Monday, July 19, 2010

A Letter to the Editor

Dear Editor,
I'm having a hard time right now.  I don't know for sure if I need your help or really what I need from you, but I think we should talk.

See, for some time now, you've been the editor of my life.  Not in a bad way, but just as your job description dictates, you've changed the original story.  Through a lot of it, I've needed you, oftentimes reminding me to fill in the gaps with fluffy, fun scenarios that I would have considered to be a waste of time, or reeling me back in when I went off on unnecessary tangents.  You have been very good at teaching me when a little bit of drama keeps the story interesting and adversely when I let that drama get a little bit overboard, which we all know is a tendency of mine.  You have been amazingly helpful. Although some of these things have improved the manuscript with the deletion or insertion of just little bits here and there, some things are missing from the way my life story was intended.  My original version contained long, eloquent sonnets filled with romance, love and passion, only to have been replaced by drawn-out passages of nothingness, anticipation, and hopefulness.  Years have been spent idly standing by waiting for the plot line to finally unfold, one I'd spent countless hours imagining and envisioning, proofing and revising.  It's only been recently that I realized this plot line had taken quite a different turn somewhere along the way, not because of me, but because of how it'd been edited.  Looking back, I'm not quite sure which chapter it was, but somewhere in the history of this adventure, something changed, setting the path of the rest of the book opposite to my intention.  It seems that the editor became the writer, the words became yours instead of mine and the action was based around your desires and intentions for the end result.  My nice "tied up with a bow" ending seemed ever more distant, and quickly became impossible, considering the new route of the main characters.  As the author, I lost my voice and my story became the victim, but not before it had become our story, only then to evolve into your story.
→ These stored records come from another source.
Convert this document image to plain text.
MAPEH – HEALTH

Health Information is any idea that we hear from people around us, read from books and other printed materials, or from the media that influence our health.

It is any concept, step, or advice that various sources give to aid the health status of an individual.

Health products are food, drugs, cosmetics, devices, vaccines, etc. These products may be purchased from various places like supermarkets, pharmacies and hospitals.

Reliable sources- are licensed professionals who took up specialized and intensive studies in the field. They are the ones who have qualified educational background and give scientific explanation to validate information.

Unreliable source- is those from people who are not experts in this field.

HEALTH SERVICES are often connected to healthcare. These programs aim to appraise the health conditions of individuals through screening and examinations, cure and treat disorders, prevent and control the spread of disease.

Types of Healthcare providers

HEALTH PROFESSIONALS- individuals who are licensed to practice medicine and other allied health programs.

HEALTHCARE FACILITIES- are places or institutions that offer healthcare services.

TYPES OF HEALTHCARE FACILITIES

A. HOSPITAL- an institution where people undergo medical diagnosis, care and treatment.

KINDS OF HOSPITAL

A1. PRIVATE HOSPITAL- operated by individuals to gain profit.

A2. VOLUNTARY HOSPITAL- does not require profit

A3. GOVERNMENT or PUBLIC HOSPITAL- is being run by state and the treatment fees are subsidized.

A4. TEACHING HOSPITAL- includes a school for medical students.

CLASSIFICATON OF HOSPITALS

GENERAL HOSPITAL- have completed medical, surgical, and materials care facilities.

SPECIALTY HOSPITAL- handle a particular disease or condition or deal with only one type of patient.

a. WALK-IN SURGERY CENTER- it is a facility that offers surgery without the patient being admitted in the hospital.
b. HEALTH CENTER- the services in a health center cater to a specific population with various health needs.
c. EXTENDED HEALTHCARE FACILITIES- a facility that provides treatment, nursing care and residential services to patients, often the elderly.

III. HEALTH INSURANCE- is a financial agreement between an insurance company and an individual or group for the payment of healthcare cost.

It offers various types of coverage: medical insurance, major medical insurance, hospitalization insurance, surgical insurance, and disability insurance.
I need to find my voice again.  I need to steer my saga back towards its original path.  But, I'm having a hard time finding and keeping the balance.  I need the editor; I want the editor; I'm attached to the editor.  But, I can't let you take my story and make it something that it should never have been.  I can't just hand it to you, with all the work, time and effort that's been put into it, and let you change and manipulate it into something almost unrecognizable.  I need you to compliment the story, not control it.  Maybe I need you to be less of an editor and more of a co-author...no, a contributing author.  Maybe I could write the story, but cite you in my bibliography as providing elements that helped me make the tale great.  I'll give you credit, just don't outshine me.  I don't want people to be confused anymore when they read it, wondering if I wrote it or if the editor really should have taken that by-line.

I love having you as a main character in my memoir and to change that would completely ruin the character I've become and will become.  But, I don't think you can be the main character anymore and have anything other than a never-ending, mundane, repetitious anecdote.  When my life story is all said and done, I want people to read it, turn the last page and exhale, having held their breath in excitement and anticipation of the next chapter, the next paragraph, the next sentence!  That won't happen if all the adventures that could be are edited out before the first reader gets to enjoy them.  So be there for me, but don't hold me back.  Let me write the novel that's inside of me with as many words and adventures as I can imagine.

Love,

1 comment:

  1. You should take time away from those guys and make yourself a priority. If you want to hang out with friends on a Friday night--do it. If a guy happens to ask you out that night--too bad. In my experience, I often feel like I have a better direction when I make my own decisions and don't worry about what the guy in my life might ask or do. It's just easier that way.